The areas for learning, playing, sleeping, toileting, preparing food, and eating in facilities used for group socializations in the home-based option must meet the safety standards described in 45 CFR §1302.47(1)(ii) through (viii).

Education in Home-Based Programs, 45 CFR §1302.35

(a) Purpose

Carried out through home visits and group socializations, activities focus on promoting secure parent-child relationships and helping parents take advantage of the learning experiences available to young children during their day-to-day routines.

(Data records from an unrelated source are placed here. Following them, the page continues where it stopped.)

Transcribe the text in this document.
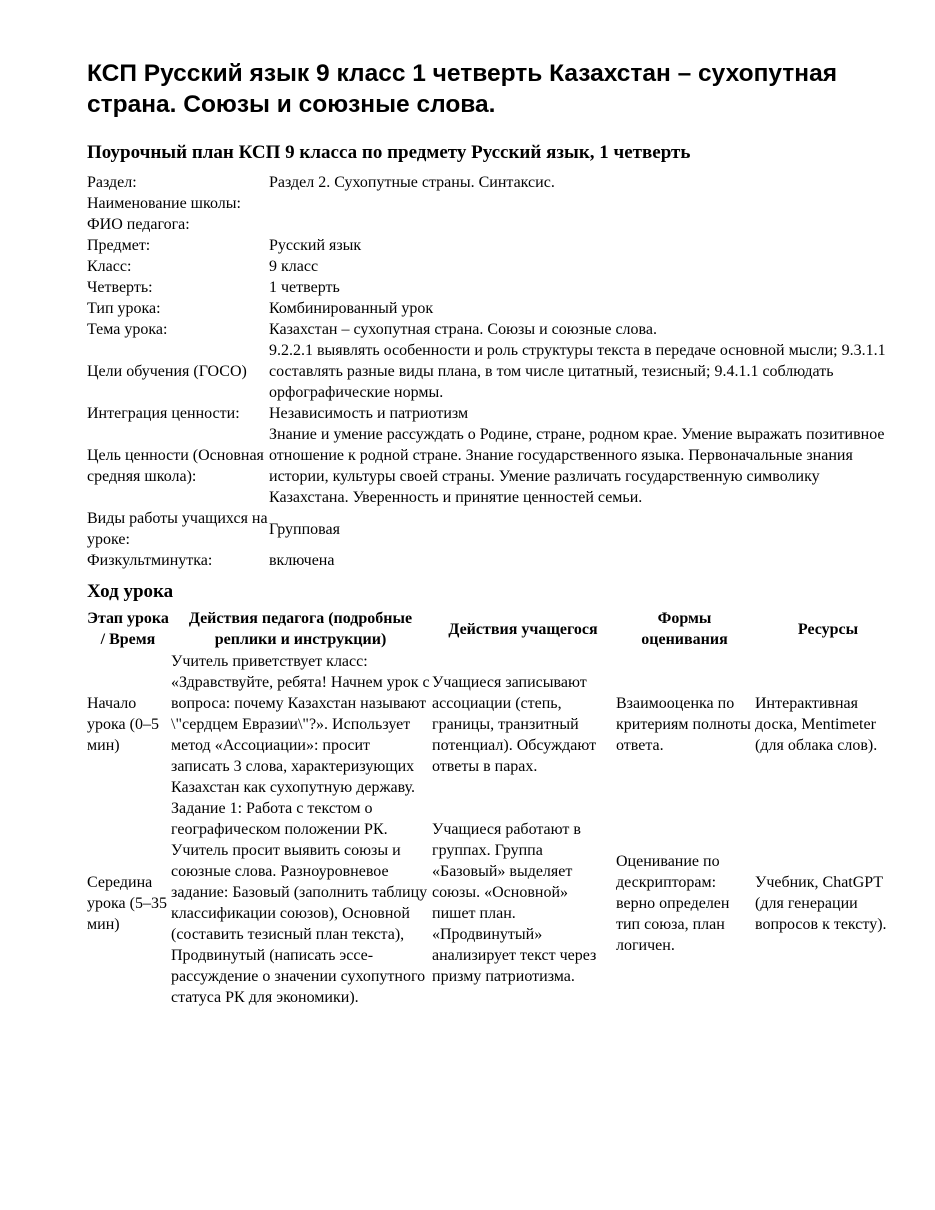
КСП Русский язык 9 класс 1 четверть Казахстан – сухопутная страна. Союзы и союзные слова.
Поурочный план КСП 9 класса по предмету Русский язык, 1 четверть
Раздел:	Раздел 2. Сухопутные страны. Синтаксис.
Наименование школы:	
ФИО педагога:	
Предмет:	Русский язык
Класс:	9 класс
Четверть:	1 четверть
Тип урока:	Комбинированный урок
Тема урока:	Казахстан – сухопутная страна. Союзы и союзные слова.
Цели обучения (ГОСО)	9.2.2.1 выявлять особенности и роль структуры текста в передаче основной мысли; 9.3.1.1 составлять разные виды плана, в том числе цитатный, тезисный; 9.4.1.1 соблюдать орфографические нормы.
Интеграция ценности:	Независимость и патриотизм
Цель ценности (Основная средняя школа):	Знание и умение рассуждать о Родине, стране, родном крае. Умение выражать позитивное отношение к родной стране. Знание государственного языка. Первоначальные знания истории, культуры своей страны. Умение различать государственную символику Казахстана. Уверенность и принятие ценностей семьи.
Виды работы учащихся на уроке:	Групповая
Физкультминутка:	включена
Ход урока
Этап урока / Время	Действия педагога (подробные реплики и инструкции)	Действия учащегося	Формы оценивания	Ресурсы
Начало урока (0–5 мин)	Учитель приветствует класс: «Здравствуйте, ребята! Начнем урок с вопроса: почему Казахстан называют \"сердцем Евразии\"?». Использует метод «Ассоциации»: просит записать 3 слова, характеризующих Казахстан как сухопутную державу.	Учащиеся записывают ассоциации (степь, границы, транзитный потенциал). Обсуждают ответы в парах.	Взаимооценка по критериям полноты ответа.	Интерактивная доска, Mentimeter (для облака слов).
Середина урока (5–35 мин)	Задание 1: Работа с текстом о географическом положении РК. Учитель просит выявить союзы и союзные слова. Разноуровневое задание: Базовый (заполнить таблицу классификации союзов), Основной (составить тезисный план текста), Продвинутый (написать эссе-рассуждение о значении сухопутного статуса РК для экономики).	Учащиеся работают в группах. Группа «Базовый» выделяет союзы. «Основной» пишет план. «Продвинутый» анализирует текст через призму патриотизма.	Оценивание по дескрипторам: верно определен тип союза, план логичен.	Учебник, ChatGPT (для генерации вопросов к тексту).
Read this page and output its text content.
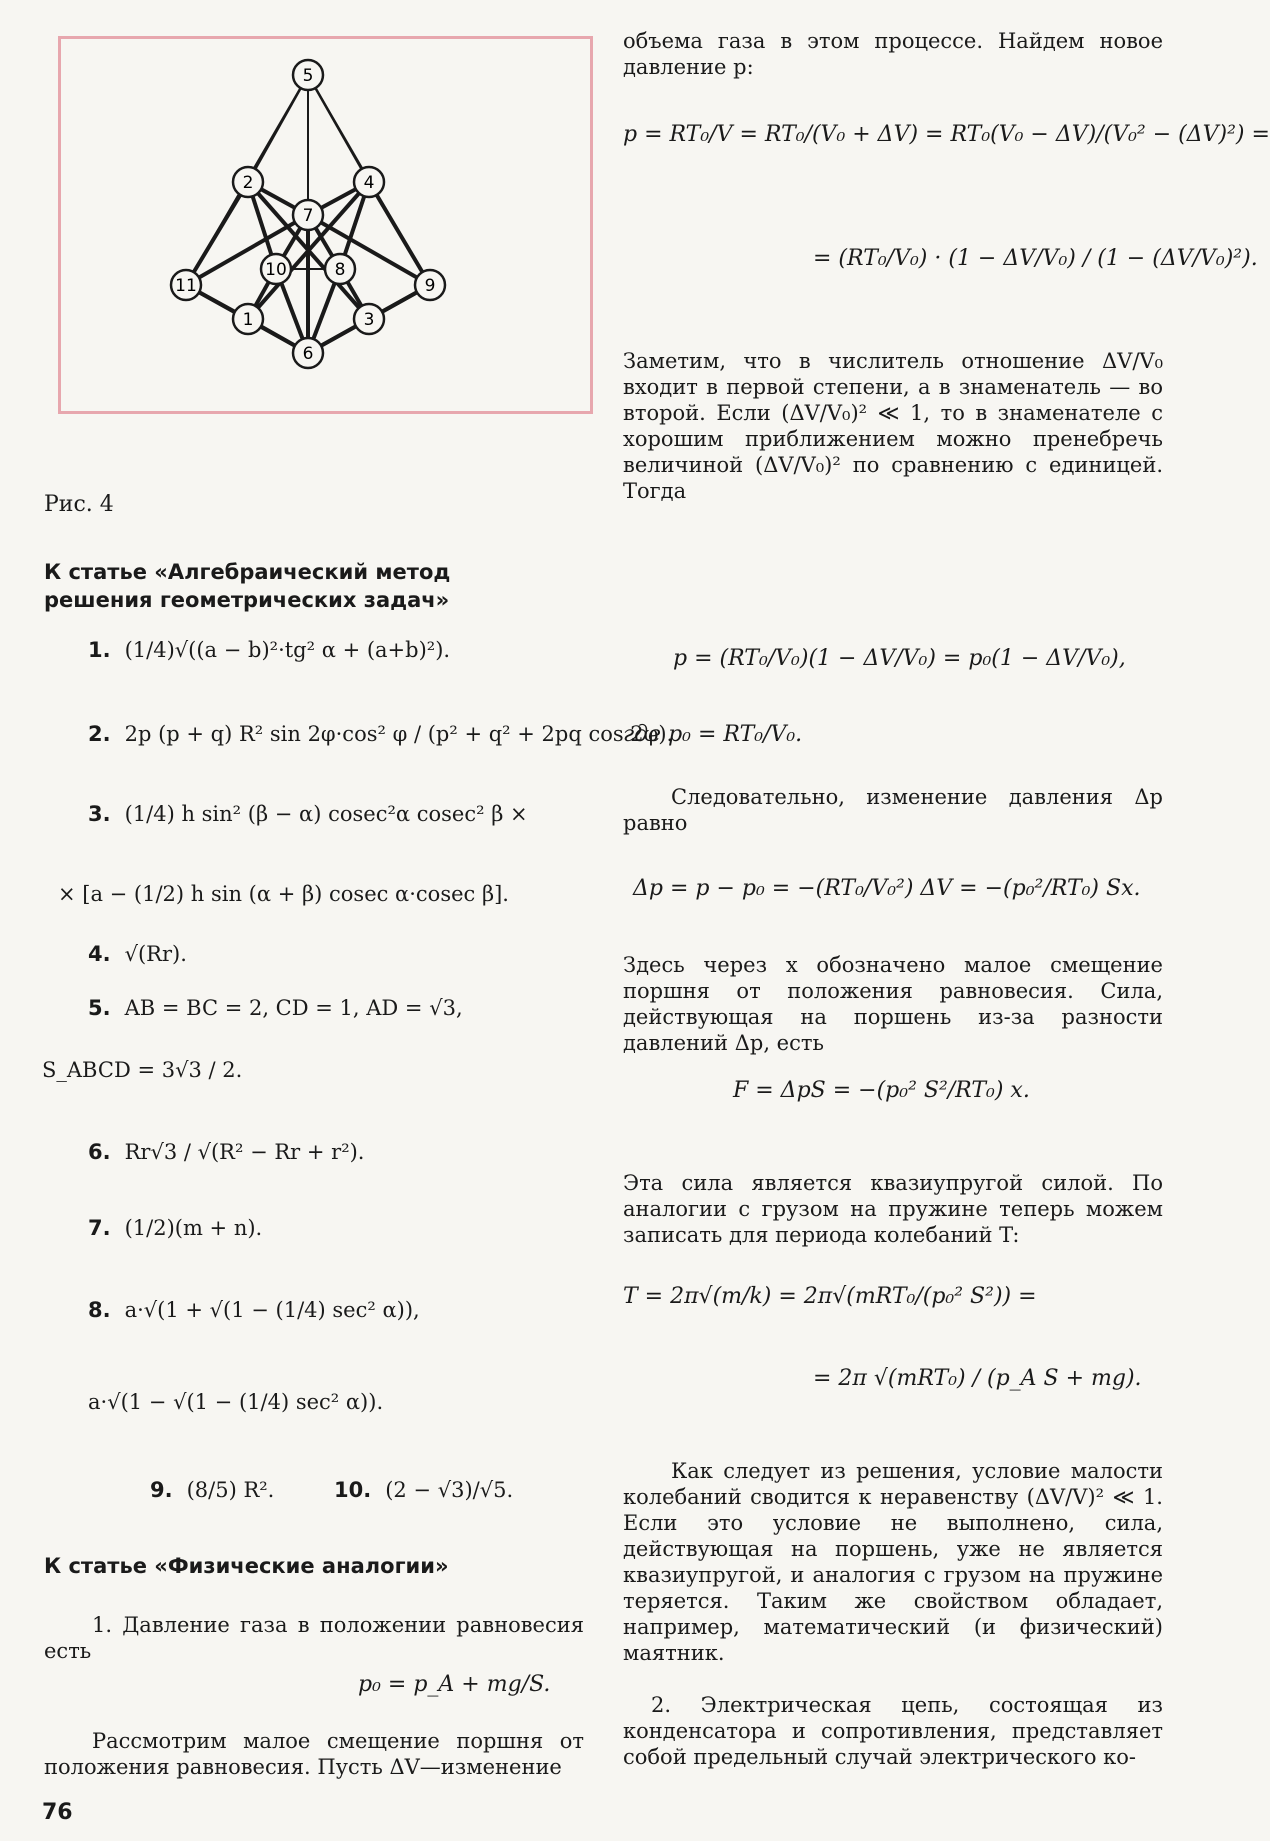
5
2	4
7
10	8
11	9
1	3
6
Рис. 4
К статье «Алгебраический метод решения геометрических задач»
1. (1/4)√((a − b)²·tg² α + (a+b)²).
2. 2p (p + q) R² sin 2φ·cos² φ / (p² + q² + 2pq cos 2φ).
3. (1/4) h sin² (β − α) cosec²α cosec² β ×
× [a − (1/2) h sin (α + β) cosec α·cosec β].
4. √(Rr).
5. AB = BC = 2, CD = 1, AD = √3,
S_ABCD = 3√3 / 2.
6. Rr√3 / √(R² − Rr + r²).
7. (1/2)(m + n).
8. a·√(1 + √(1 − (1/4) sec² α)),
a·√(1 − √(1 − (1/4) sec² α)).
9. (8/5) R².	10. (2 − √3)/√5.
К статье «Физические аналогии»
1. Давление газа в положении равновесия есть
p₀ = p_A + mg/S.
Рассмотрим малое смещение поршня от положения равновесия. Пусть ΔV—изменение
объема газа в этом процессе. Найдем новое давление p:
p = RT₀/V = RT₀/(V₀ + ΔV) = RT₀(V₀ − ΔV)/(V₀² − (ΔV)²) =
= (RT₀/V₀) · (1 − ΔV/V₀) / (1 − (ΔV/V₀)²).
Заметим, что в числитель отношение ΔV/V₀ входит в первой степени, а в знаменатель — во второй. Если (ΔV/V₀)² ≪ 1, то в знаменателе с хорошим приближением можно пренебречь величиной (ΔV/V₀)² по сравнению с единицей. Тогда
p = (RT₀/V₀)(1 − ΔV/V₀) = p₀(1 − ΔV/V₀),
где p₀ = RT₀/V₀.
Следовательно, изменение давления Δp равно
Δp = p − p₀ = −(RT₀/V₀²) ΔV = −(p₀²/RT₀) Sx.
Здесь через x обозначено малое смещение поршня от положения равновесия. Сила, действующая на поршень из-за разности давлений Δp, есть
F = ΔpS = −(p₀² S²/RT₀) x.
Эта сила является квазиупругой силой. По аналогии с грузом на пружине теперь можем записать для периода колебаний T:
T = 2π√(m/k) = 2π√(mRT₀/(p₀² S²)) =
= 2π √(mRT₀) / (p_A S + mg).
Как следует из решения, условие малости колебаний сводится к неравенству (ΔV/V)² ≪ 1. Если это условие не выполнено, сила, действующая на поршень, уже не является квазиупругой, и аналогия с грузом на пружине теряется. Таким же свойством обладает, например, математический (и физический) маятник.
2. Электрическая цепь, состоящая из конденсатора и сопротивления, представляет собой предельный случай электрического ко-
76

(b) Home-Based Program Design

A home-based program design must ensure that all visits are:

  • Planned jointly by the home visitor and parents to reflect the critical role of parents
  • Planned using information from ongoing assessments
  • Scheduled with enough time to serve all enrolled children
  • Conducted with the parents present
  • Scheduled with time to provide required comprehensive services

(c) Home Visit Experiences

A program that operates the home-based option must ensure that all home visits do the following:

  • Focus on high-quality learning experiences.
  • Focus on growth toward the goals described in the Head Start Early Learning Outcomes Framework (ELOF).
  • Use these goals and the curriculum to plan home visit activities that implement:
    • Age and developmentally appropriate, structured, child-focused learning experiences
    • Strategies and activities that promote parents' ability to support the child's cognitive, social, emotional, language, literacy, and physical development
    • Strategies and activities that promote the home as a learning environment that is safe, nurturing, responsive, and language and communication rich
    • Research-based strategies and activities for children who are dual language learners that recognize bilingualism and biliteracy as strengths
      • For infants and toddlers, focus on the development of the home language while providing experiences that expose both parents and children to English.
      • For preschoolers, focus on both English language acquisition and the continued development of the home language.
  • Follow up with families to discuss learning experiences provided in the home visit, address concerns, and inform strategies to promote progress toward school readiness goals.

(d) Home-Based Curriculum

The research-based, home-based curriculum programs used for home visits and socializations must:

  • Promote the parent's role as the child's teacher
  • Be developmentally appropriate
  • Align with the Head Start ELOF
  • Have an organized developmental scope and sequence
  • Support staff in effective implementation
  • Provide interactions, learning experiences, and environments that deliver developmentally, linguistically, and culturally appropriate activities and activities that support children's cognitive, social, and emotional growth for later success in school

(e) Group Socialization

A program that operates the home-based option must ensure that group socializations:

  • Are planned jointly with families
  • Are conducted with both child and parent participation
  • Occur in a classroom, community facility, home, or field trip setting, as appropriate
  • Are structured to:
    • Provide age-appropriate activities for participating children that are intentionally aligned to school readiness goals, the Head Start ELOF, and the home-based curriculum
    • Encourage parents to share experiences related to their children’s development with other parents to strengthen parent-child relationships and to help promote parents’ understanding of child development
  • For parents with preschoolers, group socializations also must provide opportunities for parents to participate in activities that:
    • Support parenting skill development or family partnership goals identified in 45 CFR §1302.52(c), as appropriate
    • Emphasize peer-group interactions designed to promote children’s social, emotional, and language development and progress toward school readiness goals while encouraging parents to observe and actively participate in activities, as appropriate

Parent Activities to Promote Child Learning and Development, 45 CFR §1302.51

Home visitors must also support parents as they pursue education and life skills and comprehensive health services for themselves and their children. This is part of the child and family goals and applies to all program options.